The article's a bit thin on context, to say the least. It doesn't mention, for example, that what the AP translates as "home boys" (zhainan, 宅男) is borrowed directly from the Japanese otaku. These are the long-discussed male shut-in hobby geeks whose spiritual homeland is Tokyo's Akihabara district.

Even in antisocial fads, it seems, Taiwan can't help but copy Japan. Can't we invent a twisted, "exotic" trend of our own to feed up to the laowai press? And I'm not talking toilet restaurants.

The otaku phenomenon's nothing new; every time a Western sociologist or Tokyo-based foreign correspondent runs out of ideas, these moonlighting losers get trotted out and are put under the spotlight anew.

In Taiwan, you know the trend has long peaked when megastar Jay Chou (周杰倫) releases a song about it (Sunshine Homeboy from last year's album On the Run -- a catchy little ditty).

Even Democratic Progressive Party (DPP) presidential nominee Frank Hsieh (謝長廷) called himself a zhainan last fall after skipping the DPP's national congress and going into self-imposed seclusion. That means the AP missed a chance to crank up the alarmism a couple of notches: a zhainan could soon occupy the Presidential Office.

Then again, after eight years of Prez A-bian's (陳水扁) nonstop global gallivanting -- yammering away, wearing goofy foreign garb and putting fruit on his head -- maybe that's just what we need. A president who'll stay indoors quietly playing computer games, making the occasional policy announcement via text message if absolutely necessary.

But the AP article insists there's a "disturbing" new phenomenon in Taiwan. Last December, a few self-styled zhainan apparently trolled through a Taipei mall yelling at couples: "Lovers, go to Hell!"

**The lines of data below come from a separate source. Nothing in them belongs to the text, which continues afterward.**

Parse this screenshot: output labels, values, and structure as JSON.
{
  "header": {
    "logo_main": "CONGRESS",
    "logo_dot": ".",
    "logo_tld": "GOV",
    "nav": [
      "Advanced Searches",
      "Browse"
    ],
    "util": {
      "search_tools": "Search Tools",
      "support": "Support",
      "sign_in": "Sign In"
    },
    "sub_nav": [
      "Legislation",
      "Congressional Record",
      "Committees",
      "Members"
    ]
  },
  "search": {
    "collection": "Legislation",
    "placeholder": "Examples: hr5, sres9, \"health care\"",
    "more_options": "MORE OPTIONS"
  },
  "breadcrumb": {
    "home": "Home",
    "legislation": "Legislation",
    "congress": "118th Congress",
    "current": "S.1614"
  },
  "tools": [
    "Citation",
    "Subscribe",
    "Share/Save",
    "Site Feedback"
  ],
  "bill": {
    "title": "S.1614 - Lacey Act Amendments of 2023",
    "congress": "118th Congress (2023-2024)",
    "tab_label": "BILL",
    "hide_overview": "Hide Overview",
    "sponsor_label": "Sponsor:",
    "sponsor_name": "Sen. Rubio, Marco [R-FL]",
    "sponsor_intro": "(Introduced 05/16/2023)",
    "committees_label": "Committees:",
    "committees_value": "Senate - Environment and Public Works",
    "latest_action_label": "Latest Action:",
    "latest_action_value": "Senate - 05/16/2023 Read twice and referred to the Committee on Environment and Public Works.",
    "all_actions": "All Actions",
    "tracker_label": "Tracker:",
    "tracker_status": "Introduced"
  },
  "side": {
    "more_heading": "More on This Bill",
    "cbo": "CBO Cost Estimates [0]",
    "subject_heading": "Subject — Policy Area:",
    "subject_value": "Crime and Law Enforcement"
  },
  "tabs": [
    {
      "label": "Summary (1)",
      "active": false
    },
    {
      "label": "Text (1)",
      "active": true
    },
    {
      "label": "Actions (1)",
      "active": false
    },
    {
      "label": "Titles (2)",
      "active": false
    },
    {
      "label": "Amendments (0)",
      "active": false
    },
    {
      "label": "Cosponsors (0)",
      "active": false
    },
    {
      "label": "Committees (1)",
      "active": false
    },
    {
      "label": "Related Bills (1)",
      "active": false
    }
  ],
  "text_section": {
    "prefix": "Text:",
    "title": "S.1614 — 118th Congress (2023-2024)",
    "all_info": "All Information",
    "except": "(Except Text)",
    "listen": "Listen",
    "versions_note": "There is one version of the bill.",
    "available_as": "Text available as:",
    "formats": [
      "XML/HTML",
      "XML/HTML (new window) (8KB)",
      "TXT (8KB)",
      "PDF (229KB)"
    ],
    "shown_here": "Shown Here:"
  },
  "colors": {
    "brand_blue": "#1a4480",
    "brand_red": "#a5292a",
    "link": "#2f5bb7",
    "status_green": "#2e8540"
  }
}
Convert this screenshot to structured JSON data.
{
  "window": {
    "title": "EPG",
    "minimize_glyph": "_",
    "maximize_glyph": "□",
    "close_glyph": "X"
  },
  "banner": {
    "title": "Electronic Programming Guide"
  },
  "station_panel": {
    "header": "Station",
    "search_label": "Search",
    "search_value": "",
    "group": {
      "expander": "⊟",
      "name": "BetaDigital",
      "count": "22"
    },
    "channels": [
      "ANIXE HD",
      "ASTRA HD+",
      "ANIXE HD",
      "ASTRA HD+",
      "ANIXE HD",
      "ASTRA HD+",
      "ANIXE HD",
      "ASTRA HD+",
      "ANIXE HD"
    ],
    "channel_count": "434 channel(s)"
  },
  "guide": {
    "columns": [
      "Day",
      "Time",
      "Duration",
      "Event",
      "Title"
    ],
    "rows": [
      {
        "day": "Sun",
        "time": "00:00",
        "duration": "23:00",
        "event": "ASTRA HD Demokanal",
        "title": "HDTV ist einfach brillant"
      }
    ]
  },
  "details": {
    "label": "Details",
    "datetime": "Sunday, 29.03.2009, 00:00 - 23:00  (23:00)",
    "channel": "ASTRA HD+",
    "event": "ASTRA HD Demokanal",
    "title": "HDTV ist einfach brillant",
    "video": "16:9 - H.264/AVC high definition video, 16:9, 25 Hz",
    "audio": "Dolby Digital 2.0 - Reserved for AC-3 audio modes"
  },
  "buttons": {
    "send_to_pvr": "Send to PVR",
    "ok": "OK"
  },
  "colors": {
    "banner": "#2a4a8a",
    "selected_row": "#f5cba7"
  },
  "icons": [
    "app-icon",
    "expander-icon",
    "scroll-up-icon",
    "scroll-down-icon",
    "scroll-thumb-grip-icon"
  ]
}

It gets worse: "The more rabid home boys go public with their complaints on popular dating days, such as Valentine's Day and Christmas Eve."

Uh-oh.

"Parents find the trend worrisome."

Criminy.

In my cynical twilight years, I can't help but ask: How maladjusted can these young men be when they're able to articulate their angst in quotable soundbites to the international wires?

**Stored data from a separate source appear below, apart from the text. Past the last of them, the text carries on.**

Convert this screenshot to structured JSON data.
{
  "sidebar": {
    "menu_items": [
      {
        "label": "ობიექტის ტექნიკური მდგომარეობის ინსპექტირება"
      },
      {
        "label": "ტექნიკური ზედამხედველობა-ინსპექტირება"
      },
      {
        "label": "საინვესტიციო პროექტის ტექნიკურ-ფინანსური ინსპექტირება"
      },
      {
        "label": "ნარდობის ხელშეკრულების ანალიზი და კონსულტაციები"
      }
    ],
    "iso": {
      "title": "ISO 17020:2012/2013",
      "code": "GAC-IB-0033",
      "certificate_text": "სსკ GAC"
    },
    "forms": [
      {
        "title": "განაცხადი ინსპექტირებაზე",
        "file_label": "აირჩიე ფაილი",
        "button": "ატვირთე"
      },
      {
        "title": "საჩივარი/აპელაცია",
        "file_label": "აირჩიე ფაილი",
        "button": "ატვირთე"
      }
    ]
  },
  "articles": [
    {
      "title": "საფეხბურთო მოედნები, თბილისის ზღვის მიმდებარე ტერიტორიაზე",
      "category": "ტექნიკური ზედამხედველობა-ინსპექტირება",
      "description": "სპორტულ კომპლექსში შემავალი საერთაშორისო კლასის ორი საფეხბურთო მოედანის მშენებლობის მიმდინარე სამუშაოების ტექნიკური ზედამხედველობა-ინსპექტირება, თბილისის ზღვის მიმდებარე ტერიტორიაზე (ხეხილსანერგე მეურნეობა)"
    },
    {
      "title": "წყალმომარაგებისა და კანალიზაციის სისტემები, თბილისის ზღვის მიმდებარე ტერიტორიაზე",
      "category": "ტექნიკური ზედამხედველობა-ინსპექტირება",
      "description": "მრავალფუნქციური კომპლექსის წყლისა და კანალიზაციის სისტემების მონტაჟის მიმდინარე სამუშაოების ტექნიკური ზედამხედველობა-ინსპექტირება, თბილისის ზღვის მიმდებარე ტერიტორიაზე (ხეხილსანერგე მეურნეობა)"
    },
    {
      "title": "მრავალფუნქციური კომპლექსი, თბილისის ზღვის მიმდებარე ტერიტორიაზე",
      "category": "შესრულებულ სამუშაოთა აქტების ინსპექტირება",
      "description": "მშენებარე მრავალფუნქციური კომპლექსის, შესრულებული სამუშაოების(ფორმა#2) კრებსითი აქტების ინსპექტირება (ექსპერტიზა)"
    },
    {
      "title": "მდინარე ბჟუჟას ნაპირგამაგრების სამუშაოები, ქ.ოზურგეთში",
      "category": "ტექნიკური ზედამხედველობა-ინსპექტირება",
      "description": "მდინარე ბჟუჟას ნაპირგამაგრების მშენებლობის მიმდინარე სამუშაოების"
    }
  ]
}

Note to AP: When a group has its own media strategy, it's probably not a real subculture.

But such is media during Lunar New Year, when a trend story can fill the news void on even the barest of pretexts.

Then, at the end of the AP story, the cry from the heart: "Hsu Wen-hsiung, a bespectacled 26-year-old office worker who took part in the anti-couple demonstration in December, complained that women never have the patience to get to know him or allow him to show his good nature and sense of humor in a relaxed atmosphere."